Although Quebec’s English school boards wrapped up their year on Friday, French boards decided to extend into this week due to snow-day closures last winter.
Given the extreme heat predicted for the next few days, however, “If schools need to be closed, do it,” Quebec Education Minister Bernard Drainville said on social media on Sunday.
He also pointed to a letter in which assistant deputy education minister Stéphanie Vachon encouraged school authorities toward “all the preventive measures you deem necessary to ensure everyone’s safety … [which] may extend to closing one or more schools.”
‘Stuck’ in hot schools, teachers’ union says
Late last week, the Alliance des professeures et professeurs de Montréal, the French teachers’ union, was already calling for schools to end the year early given what its members face — including old buildings with windows that don’t open completely, a lack of sunlight-blocking window coverings, few fans, limited working water fountains and paved schoolyards devoid of shade, said Marie Contant, a union vice-president.
At home, people have options to cool down, she said, whether that’s seeking out shade in a breezy park, taking a shower or dropping into an air-conditioned store or other space.
Yet people “underestimate the heat that happens in school,” Contant said. For students and teachers, “you’re stuck in that building for the day, on the school premises.”

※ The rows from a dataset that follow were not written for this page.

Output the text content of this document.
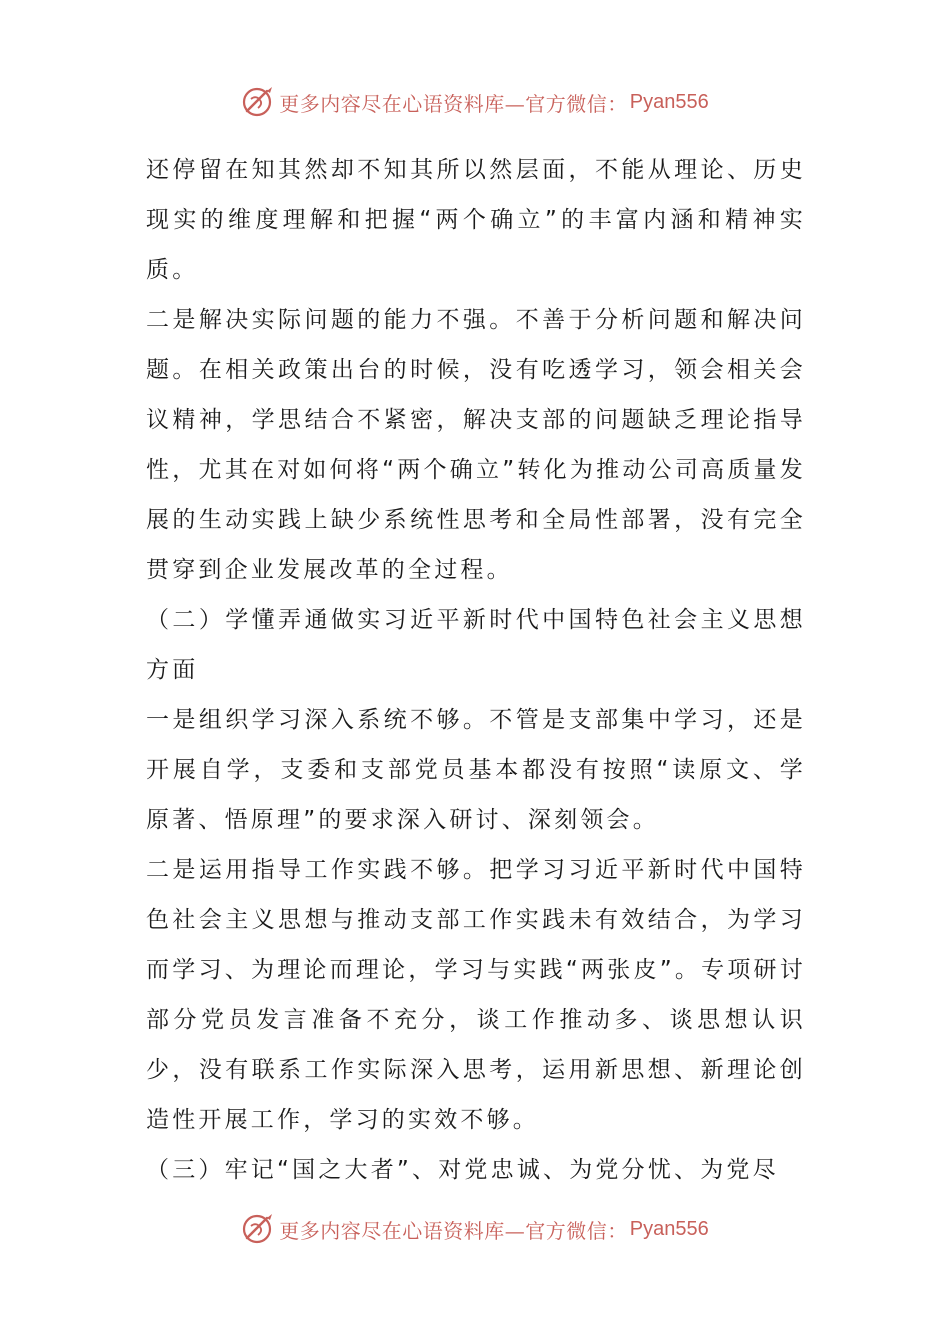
更多内容尽在心语资料库—官方微信： Pyan556

还停留在知其然却不知其所以然层面，不能从理论、历史现实的维度理解和把握“两个确立”的丰富内涵和精神实质。

二是解决实际问题的能力不强。不善于分析问题和解决问题。在相关政策出台的时候，没有吃透学习，领会相关会议精神，学思结合不紧密，解决支部的问题缺乏理论指导性，尤其在对如何将“两个确立”转化为推动公司高质量发展的生动实践上缺少系统性思考和全局性部署，没有完全贯穿到企业发展改革的全过程。

（二）学懂弄通做实习近平新时代中国特色社会主义思想方面

一是组织学习深入系统不够。不管是支部集中学习，还是开展自学，支委和支部党员基本都没有按照“读原文、学原著、悟原理”的要求深入研讨、深刻领会。

二是运用指导工作实践不够。把学习习近平新时代中国特色社会主义思想与推动支部工作实践未有效结合，为学习而学习、为理论而理论，学习与实践“两张皮”。专项研讨部分党员发言准备不充分，谈工作推动多、谈思想认识少，没有联系工作实际深入思考，运用新思想、新理论创造性开展工作，学习的实效不够。

（三）牢记“国之大者”、对党忠诚、为党分忧、为党尽

更多内容尽在心语资料库—官方微信： Pyan556
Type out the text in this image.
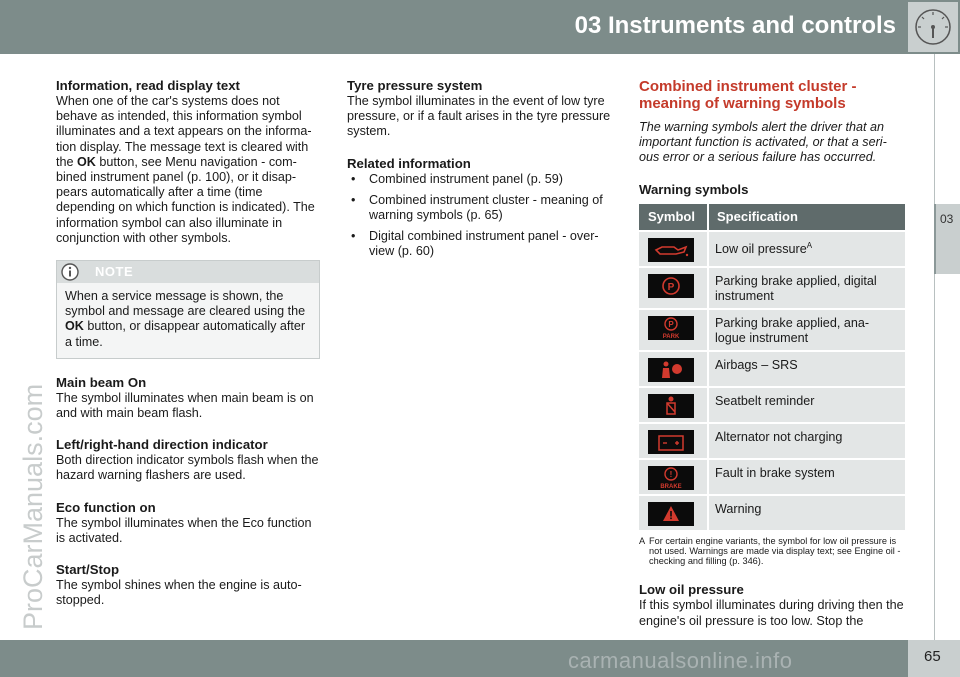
03 Instruments and controls
03
ProCarManuals.com
Information, read display text

When one of the car's systems does not behave as intended, this information symbol illuminates and a text appears on the informa-tion display. The message text is cleared with the OK button, see Menu navigation - com-bined instrument panel (p. 100), or it disap-pears automatically after a time (time depending on which function is indicated). The information symbol can also illuminate in conjunction with other symbols.

NOTE
When a service message is shown, the symbol and message are cleared using the OK button, or disappear automatically after a time.
Main beam On

The symbol illuminates when main beam is on and with main beam flash.

Left/right-hand direction indicator

Both direction indicator symbols flash when the hazard warning flashers are used.

Eco function on

The symbol illuminates when the Eco function is activated.

Start/Stop

The symbol shines when the engine is auto-stopped.

Tyre pressure system

The symbol illuminates in the event of low tyre pressure, or if a fault arises in the tyre pressure system.

Related information
• Combined instrument panel (p. 59)
• Combined instrument cluster - meaning of warning symbols (p. 65)
• Digital combined instrument panel - over-view (p. 60)
Combined instrument cluster - meaning of warning symbols

The warning symbols alert the driver that an important function is activated, or that a seri-ous error or a serious failure has occurred.

Warning symbols
Symbol	Specification

	Low oil pressure$^A$

P	Parking brake applied, digital instrument

P
PARK	Parking brake applied, ana-logue instrument

	Airbags – SRS

	Seatbelt reminder

	Alternator not charging

!
BRAKE	Fault in brake system

	Warning
A For certain engine variants, the symbol for low oil pressure is not used. Warnings are made via display text; see Engine oil - checking and filling (p. 346).
Low oil pressure

If this symbol illuminates during driving then the engine's oil pressure is too low. Stop the

65
carmanualsonline.info
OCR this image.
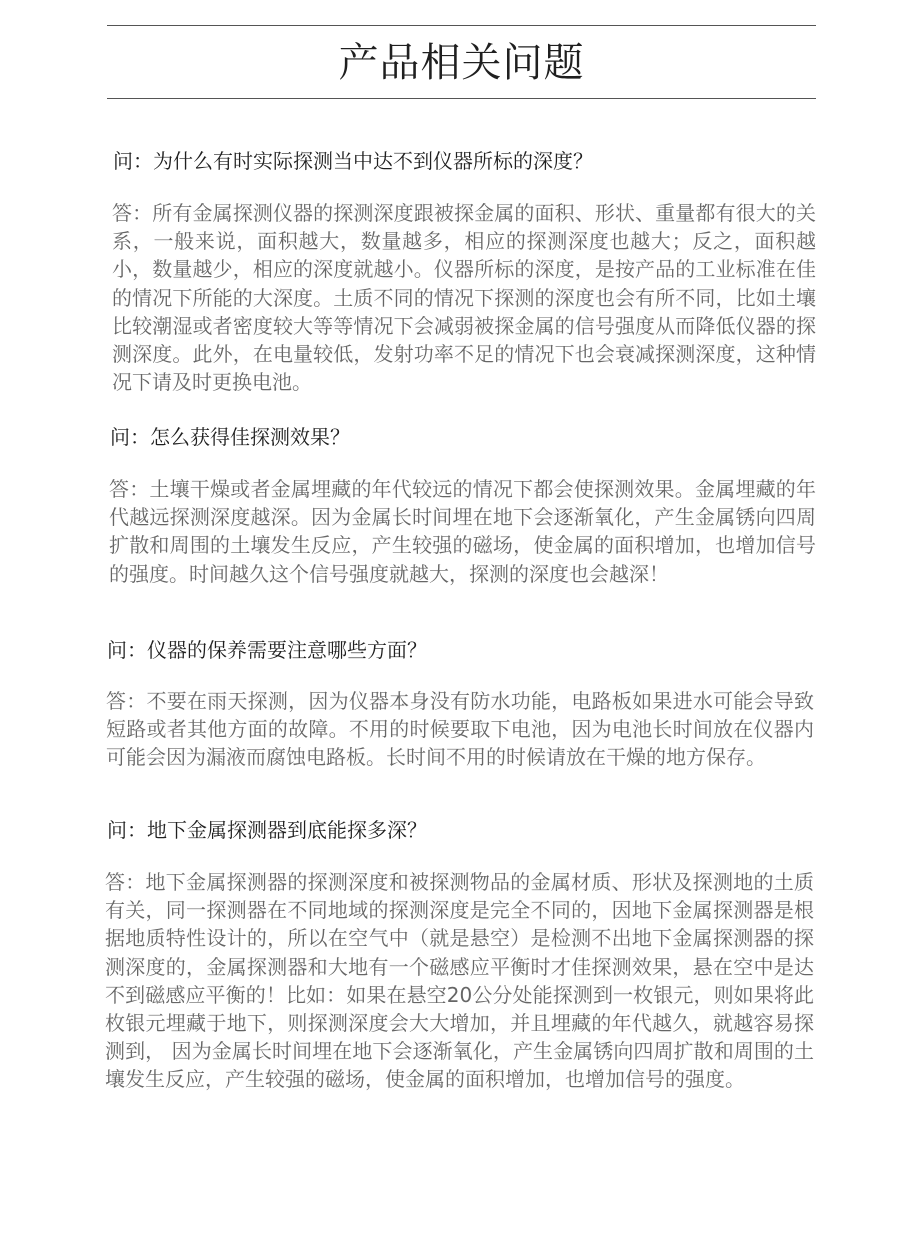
产品相关问题
问：为什么有时实际探测当中达不到仪器所标的深度？

答：所有金属探测仪器的探测深度跟被探金属的面积、形状、重量都有很大的关系，一般来说，面积越大，数量越多，相应的探测深度也越大；反之，面积越小，数量越少，相应的深度就越小。仪器所标的深度，是按产品的工业标准在佳的情况下所能的大深度。土质不同的情况下探测的深度也会有所不同，比如土壤比较潮湿或者密度较大等等情况下会减弱被探金属的信号强度从而降低仪器的探测深度。此外，在电量较低，发射功率不足的情况下也会衰减探测深度，这种情况下请及时更换电池。

问：怎么获得佳探测效果？

答：土壤干燥或者金属埋藏的年代较远的情况下都会使探测效果。金属埋藏的年代越远探测深度越深。因为金属长时间埋在地下会逐渐氧化，产生金属锈向四周扩散和周围的土壤发生反应，产生较强的磁场，使金属的面积增加，也增加信号的强度。时间越久这个信号强度就越大，探测的深度也会越深！

问：仪器的保养需要注意哪些方面？

答：不要在雨天探测，因为仪器本身没有防水功能，电路板如果进水可能会导致短路或者其他方面的故障。不用的时候要取下电池，因为电池长时间放在仪器内可能会因为漏液而腐蚀电路板。长时间不用的时候请放在干燥的地方保存。

问：地下金属探测器到底能探多深？

答：地下金属探测器的探测深度和被探测物品的金属材质、形状及探测地的土质有关，同一探测器在不同地域的探测深度是完全不同的，因地下金属探测器是根据地质特性设计的，所以在空气中（就是悬空）是检测不出地下金属探测器的探测深度的，金属探测器和大地有一个磁感应平衡时才佳探测效果，悬在空中是达不到磁感应平衡的！比如：如果在悬空20公分处能探测到一枚银元，则如果将此枚银元埋藏于地下，则探测深度会大大增加，并且埋藏的年代越久，就越容易探测到， 因为金属长时间埋在地下会逐渐氧化，产生金属锈向四周扩散和周围的土壤发生反应，产生较强的磁场，使金属的面积增加，也增加信号的强度。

In the Toronto District School Board, Canada’s largest with nearly 600 schools, administrators and staff have been prepping through this past weekend, with planning and safety information sent out to all principals, spokesperson Shari Schwartz-Maltz said on Monday.
The board’s school year ends on Friday.
Less than a third of the Toronto board’s schools were built with central air-conditioning systems. Whenever there’s a renovation or new build, air conditioning is a consideration — though it’s an expensive one during the current budget crunch, Schwartz-Maltz said. In the meantime, the board’s extreme-heat recommendations include keeping blinds down, lights off, fans running, windows open and cycling students through cooling centres — typically libraries or gyms — located in every school.
“[Each] principal is going to make decisions with teachers: ‘Should we go out today? Should we stay in today? Should we go into the library? Maybe we’ll minimize the time kids will be outside?’ Kids are resilient, but we have to be watching them and be safe with them,” Schwartz-Maltz said.
As for ending the school year early, she said that closures are always a tough decision because families face challenges finding child care on short notice. “If we were directed by the ministry to close schools due to an emergency, we would close schools,” she said.
“Right now, it’s status quo … and we’re just going to continue doing our best to keep everyone safe.”
With classrooms in an aging Toronto school getting too hot, a misting station being piloted this year offers some relief, albeit temporarily, according to its principal and some students.
This past spring, the Canadian Partnership for Children’s Health and Environment (CPCHE), a national umbrella group, highlighted the impacts of extreme heat for children in learning environments like schools and daycares.
When indoor temperatures climb past the recommended maximum of 26 C, there are increased health risks, which can impact children quickly. Younger students are also less likely to notice heat-related symptoms or dehydration. And being too hot can simply make it harder to learn.
With its partners, the CPCHE recommended establishing a maximum indoor temperature threshold of 26 C, as well as a host of measures. They include improved data collection and monitoring of temperatures in schools and daycares, installing or upgrading HVAC systems to maintain that maximum temperature and endorsing more energy-efficient and passive cooling measures, along with outdoor greening (like more trees, natural ground cover and shade structures).
“This isn’t just about comfort. It’s about protecting the health, safety, and future of every child in Canada,” Erica Phipps, the group’s executive director, said in a statement in April.